Em pedido de prosseguimento de ação civil pública despachado à Vara da Fazenda Pública de Presidente Prudente na quarta-feira, a Defensoria Pública, o MPE (Ministério Público Estadual) e a 29ª Subseção da OAB (Ordem dos Advogados do Brasil) solicitam que o juiz Darci Lopes Beraldo julgue sobre o tratamento amplo da LVC (leishmaniose visceral canina) no município, uma vez que a administração ainda se mostra resistente a outras formas de cura clínica da doença. Atualmente, a legislação municipal autoriza somente a aplicação do Milteforan em cães infectados. Para a defensora pública Giovana Devito dos Santos Rota, impor um medicamento que custa em torno de R$ 2 mil e cujo uso deve ocorrer de forma ininterrupta é impedir que os proprietários tenham outras alternativas senão a eutanásia. Além disso, reforça que a Portaria 1.426/2008, que serviu de fundamento para a Lei Municipal 9.250/2016, a qual dispõe sobre o Milteforan, já foi declarada “ilegal e reflexamente inconstitucional” pelo TRF (Tribunal Regional Federal) da 3ª Região, pois ofende o livre exercício da profissão do médico veterinário.

 

Muitos proprietários vêm até mim interessados no tratamento, mas assim que os gastos são colocados na ponta do lápis, acabam desistindo

Luiz Carlos Kayahara da Silva,

médico veterinário

 

O titular da Sesau (Secretaria Municipal de Saúde), Valmir da Silva Pinto, expõe que a municipalidade não assinará nenhum TAC (termo de ajustamento de conduta) contrário ao que é preconizado pelas normas do Ministério da Agricultura, Pecuária e Abastecimento, até porque não cabe aos municípios definirem, por si só, quais medicamentos devem ser utilizados para o tratamento de doenças. No caso da leishmaniose, acredita que a liberação de outros protocolos médicos poderia colocar em risco a saúde da população de Prudente.

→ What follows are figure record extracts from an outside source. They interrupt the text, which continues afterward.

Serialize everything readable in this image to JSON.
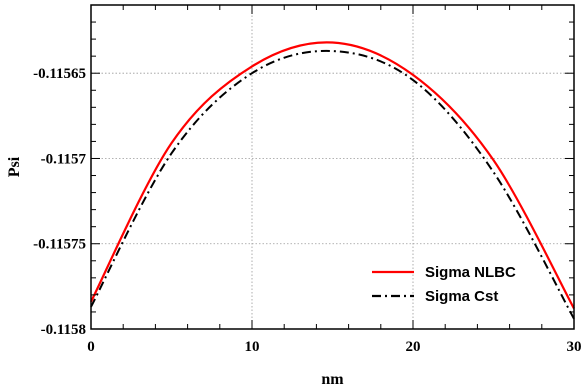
{
  "chart_data": {
    "type": "line",
    "title": "",
    "xlabel": "nm",
    "ylabel": "Psi",
    "xlim": [
      0,
      30
    ],
    "ylim": [
      -0.1158,
      -0.11561
    ],
    "x_ticks": [
      0,
      10,
      20,
      30
    ],
    "x_tick_labels": [
      "0",
      "10",
      "20",
      "30"
    ],
    "y_ticks": [
      -0.11565,
      -0.1157,
      -0.11575,
      -0.1158
    ],
    "y_tick_labels": [
      "-0.11565",
      "-0.1157",
      "-0.11575",
      "-0.1158"
    ],
    "grid": true,
    "legend_position": "bottom-right",
    "series": [
      {
        "name": "Sigma NLBC",
        "color": "#ff0000",
        "line_style": "solid",
        "x": [
          0,
          5,
          10,
          15,
          20,
          25,
          30
        ],
        "y": [
          -0.115784,
          -0.115691,
          -0.115646,
          -0.115632,
          -0.115651,
          -0.115701,
          -0.115788
        ]
      },
      {
        "name": "Sigma Cst",
        "color": "#000000",
        "line_style": "dash-dot",
        "x": [
          0,
          5,
          10,
          15,
          20,
          25,
          30
        ],
        "y": [
          -0.115787,
          -0.115697,
          -0.11565,
          -0.115637,
          -0.115654,
          -0.115708,
          -0.115794
        ]
      }
    ]
  }
}
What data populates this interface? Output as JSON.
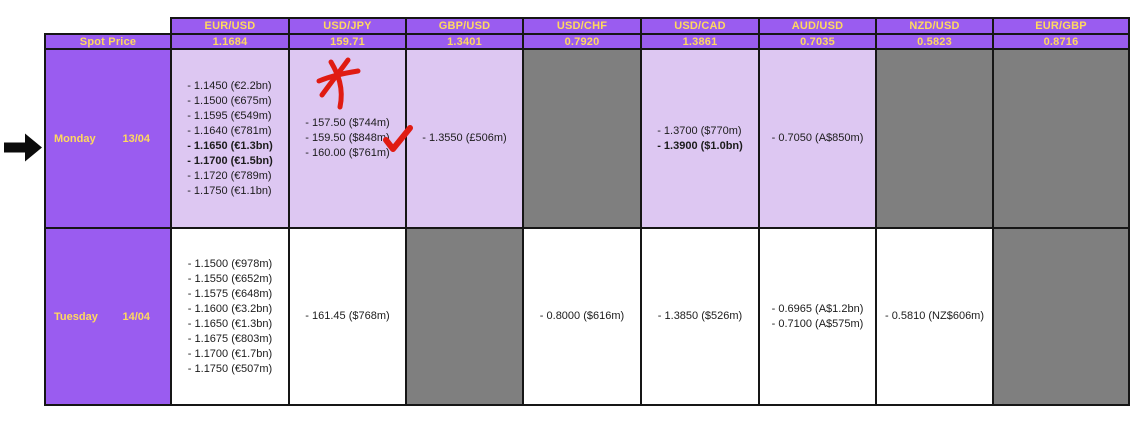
{
  "colors": {
    "purple": "#9a5cf0",
    "lavender": "#ddc7f2",
    "gray": "#7f7f7f",
    "yellow": "#ffd95e",
    "ink": "#1c1c1c",
    "border": "#161616",
    "red": "#e01b12"
  },
  "annotations": {
    "arrow_marker": "black right-arrow pointing at Monday row",
    "asterisk_note": "red hand-drawn asterisk above USD/JPY Monday cell",
    "checkmark_note": "red checkmark beside USD/JPY Monday entry - 159.50 ($848m)"
  },
  "table": {
    "corner_label": "Spot Price",
    "columns": [
      {
        "pair": "EUR/USD",
        "spot": "1.1684"
      },
      {
        "pair": "USD/JPY",
        "spot": "159.71"
      },
      {
        "pair": "GBP/USD",
        "spot": "1.3401"
      },
      {
        "pair": "USD/CHF",
        "spot": "0.7920"
      },
      {
        "pair": "USD/CAD",
        "spot": "1.3861"
      },
      {
        "pair": "AUD/USD",
        "spot": "0.7035"
      },
      {
        "pair": "NZD/USD",
        "spot": "0.5823"
      },
      {
        "pair": "EUR/GBP",
        "spot": "0.8716"
      }
    ],
    "rows": [
      {
        "day": "Monday",
        "date": "13/04",
        "cells": [
          {
            "state": "active",
            "entries": [
              {
                "text": "- 1.1450 (€2.2bn)"
              },
              {
                "text": "- 1.1500 (€675m)"
              },
              {
                "text": "- 1.1595 (€549m)"
              },
              {
                "text": "- 1.1640 (€781m)"
              },
              {
                "text": "- 1.1650 (€1.3bn)",
                "bold": true
              },
              {
                "text": "- 1.1700 (€1.5bn)",
                "bold": true
              },
              {
                "text": "- 1.1720 (€789m)"
              },
              {
                "text": "- 1.1750 (€1.1bn)"
              }
            ]
          },
          {
            "state": "active",
            "entries": [
              {
                "text": "- 157.50 ($744m)"
              },
              {
                "text": "- 159.50 ($848m)",
                "check": true
              },
              {
                "text": "- 160.00 ($761m)"
              }
            ]
          },
          {
            "state": "active",
            "entries": [
              {
                "text": "- 1.3550 (£506m)"
              }
            ]
          },
          {
            "state": "empty"
          },
          {
            "state": "active",
            "entries": [
              {
                "text": "- 1.3700 ($770m)"
              },
              {
                "text": "- 1.3900 ($1.0bn)",
                "bold": true
              }
            ]
          },
          {
            "state": "active",
            "entries": [
              {
                "text": "- 0.7050 (A$850m)"
              }
            ]
          },
          {
            "state": "empty"
          },
          {
            "state": "empty"
          }
        ]
      },
      {
        "day": "Tuesday",
        "date": "14/04",
        "cells": [
          {
            "state": "active",
            "entries": [
              {
                "text": "- 1.1500 (€978m)"
              },
              {
                "text": "- 1.1550 (€652m)"
              },
              {
                "text": "- 1.1575 (€648m)"
              },
              {
                "text": "- 1.1600 (€3.2bn)"
              },
              {
                "text": "- 1.1650 (€1.3bn)"
              },
              {
                "text": "- 1.1675 (€803m)"
              },
              {
                "text": "- 1.1700 (€1.7bn)"
              },
              {
                "text": "- 1.1750 (€507m)"
              }
            ]
          },
          {
            "state": "active",
            "entries": [
              {
                "text": "- 161.45 ($768m)"
              }
            ]
          },
          {
            "state": "empty"
          },
          {
            "state": "active",
            "entries": [
              {
                "text": "- 0.8000 ($616m)"
              }
            ]
          },
          {
            "state": "active",
            "entries": [
              {
                "text": "- 1.3850 ($526m)"
              }
            ]
          },
          {
            "state": "active",
            "entries": [
              {
                "text": "- 0.6965 (A$1.2bn)"
              },
              {
                "text": "- 0.7100 (A$575m)"
              }
            ]
          },
          {
            "state": "active",
            "entries": [
              {
                "text": "- 0.5810 (NZ$606m)"
              }
            ]
          },
          {
            "state": "empty"
          }
        ]
      }
    ]
  }
}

“Enquanto secretário, é meu dever proteger as pessoas”, comenta. Ele acrescenta que, na ausência do tratamento, a eutanásia segue recomendada. “O proprietário tem o direito de recusar o procedimento, contudo, neste caso, deverá assinar um termo assumindo responsabilidade sobre qualquer caso envolvendo infecção humana”, pondera.

Giovana ainda aponta que a atual condição fere o direito à igualdade por permitir que apenas pessoas abastadas possam tratar seus animais. “Considerando que os animais não são objetos descartáveis, que o cão é apenas um dos milhares de hospedeiros e que há outros medicamentos aptos para o tratamento, qual o motivo da eutanásia?”, questiona a defensora pública. Para fortalecer a ação civil pública, veterinários que atuam em Prudente assinaram uma declaração sobre a existência de outros protocolos de tratamento, como o coquetel de remédios com Aloupirinol, de uso humano. Segundo Giovana, estes profissionais não têm a liberdade de tratar seus pacientes, restritos à indicação do Milteforan, em razão da lei municipal. “Mesmo quando usado o medicamento, outras drogas são necessárias e normalmente utilizadas. Assim, não se justifica a restrição”, completa.

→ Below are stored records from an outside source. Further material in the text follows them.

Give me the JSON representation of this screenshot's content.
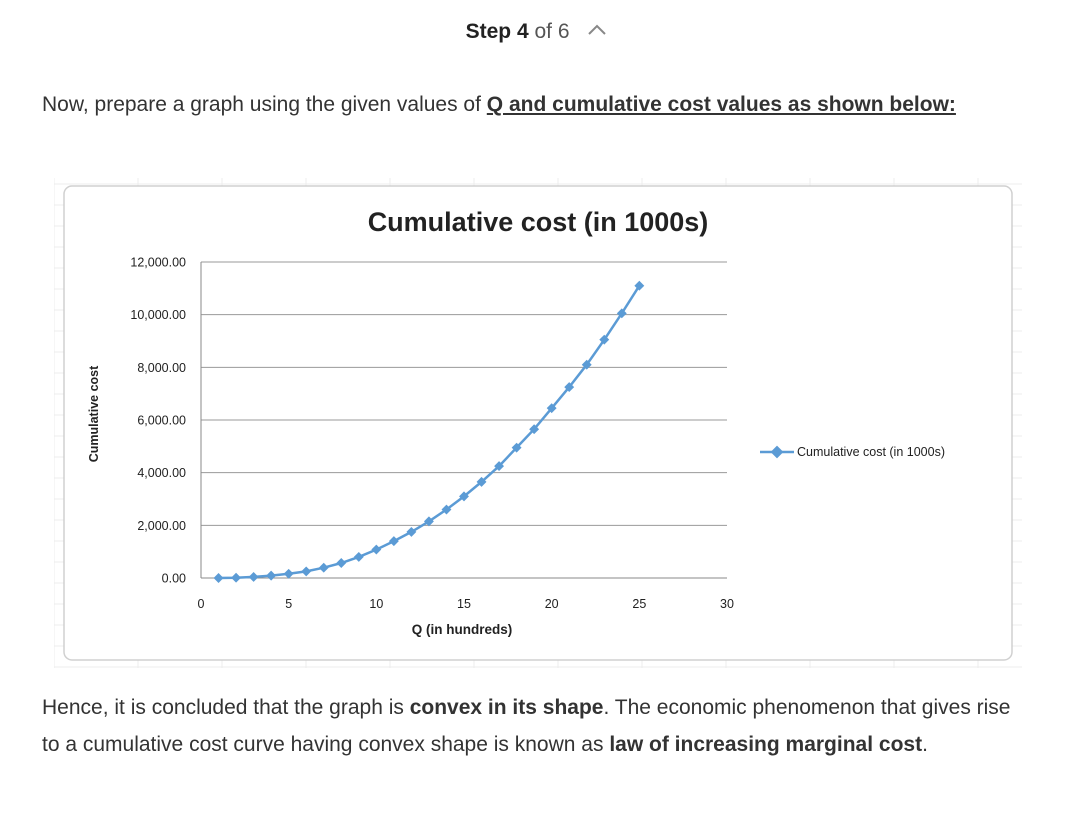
{
  "step": {
    "word": "Step",
    "number": "4",
    "of": "of",
    "total": "6"
  },
  "intro": {
    "text_before": "Now, prepare a graph using the given values of ",
    "emphasis": "Q and cumulative cost values as shown below:"
  },
  "conclusion": {
    "t1": "Hence, it is concluded that the graph is ",
    "b1": "convex in its shape",
    "t2": ". The economic phenomenon that gives rise to a cumulative cost curve having convex shape is known as ",
    "b2": "law of increasing marginal cost",
    "t3": "."
  },
  "chart_data": {
    "type": "line",
    "title": "Cumulative cost (in 1000s)",
    "xlabel": "Q (in hundreds)",
    "ylabel": "Cumulative cost",
    "xlim": [
      0,
      30
    ],
    "ylim": [
      0,
      12000
    ],
    "x_ticks": [
      "0",
      "5",
      "10",
      "15",
      "20",
      "25",
      "30"
    ],
    "y_ticks": [
      "0.00",
      "2,000.00",
      "4,000.00",
      "6,000.00",
      "8,000.00",
      "10,000.00",
      "12,000.00"
    ],
    "grid": "horizontal",
    "legend_position": "right",
    "series": [
      {
        "name": "Cumulative cost (in 1000s)",
        "color": "#5b9bd5",
        "x": [
          1,
          2,
          3,
          4,
          5,
          6,
          7,
          8,
          9,
          10,
          11,
          12,
          13,
          14,
          15,
          16,
          17,
          18,
          19,
          20,
          21,
          22,
          23,
          24,
          25
        ],
        "y": [
          0,
          10,
          40,
          90,
          160,
          250,
          390,
          570,
          800,
          1080,
          1400,
          1750,
          2150,
          2600,
          3100,
          3650,
          4250,
          4950,
          5650,
          6450,
          7250,
          8100,
          9050,
          10050,
          11100
        ]
      }
    ]
  }
}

A defensora pública relata que há outras cidades que, em função da decisão do TRF, já permitem o amplo tratamento. Ela defende que, se não houver qualquer mudança no cenário de Prudente, a saída para os cidadãos sem condições de financiar o medicamento será pleitear que o próprio município custeie o tratamento dos animais, o que ocasionaria prejuízo aos cofres públicos. “Não há como evitar que as pessoas promovam essas ações em favor de seus cães. Isso porque é notório que eles são, na verdade, muitas vezes tratados como entes queridos. Se o cachorro fosse o vetor da doença e não existisse outra forma de tratar, tudo bem, mas não é o caso”, avalia.

O médico veterinário Luiz Carlos Kayahara da Silva reitera que a lei municipal limita o trabalho dos profissionais no primeiro contato com o animal, uma vez que o uso do Milteforan é indispensável e precisa ser atestado ao CCZ (Centro de Controle de Zoonoses). A partir disso, são feitos exames de rotina para verificar a carga parasitária do paciente, bem como o funcionamento dos órgãos. Caso este não apresente uma carga exagerada ou indetectável no teste Elisa, o médico veterinário tem a liberdade de fazer o uso de outras opções menos onerosas do que o Milteforan, no entanto, até chegar a esta etapa, é preciso arcar com os custos do medicamento. “Muitos proprietários vêm até mim interessados no tratamento, mas assim que os gastos são colocados na ponta do lápis, acabam desistindo”, considera.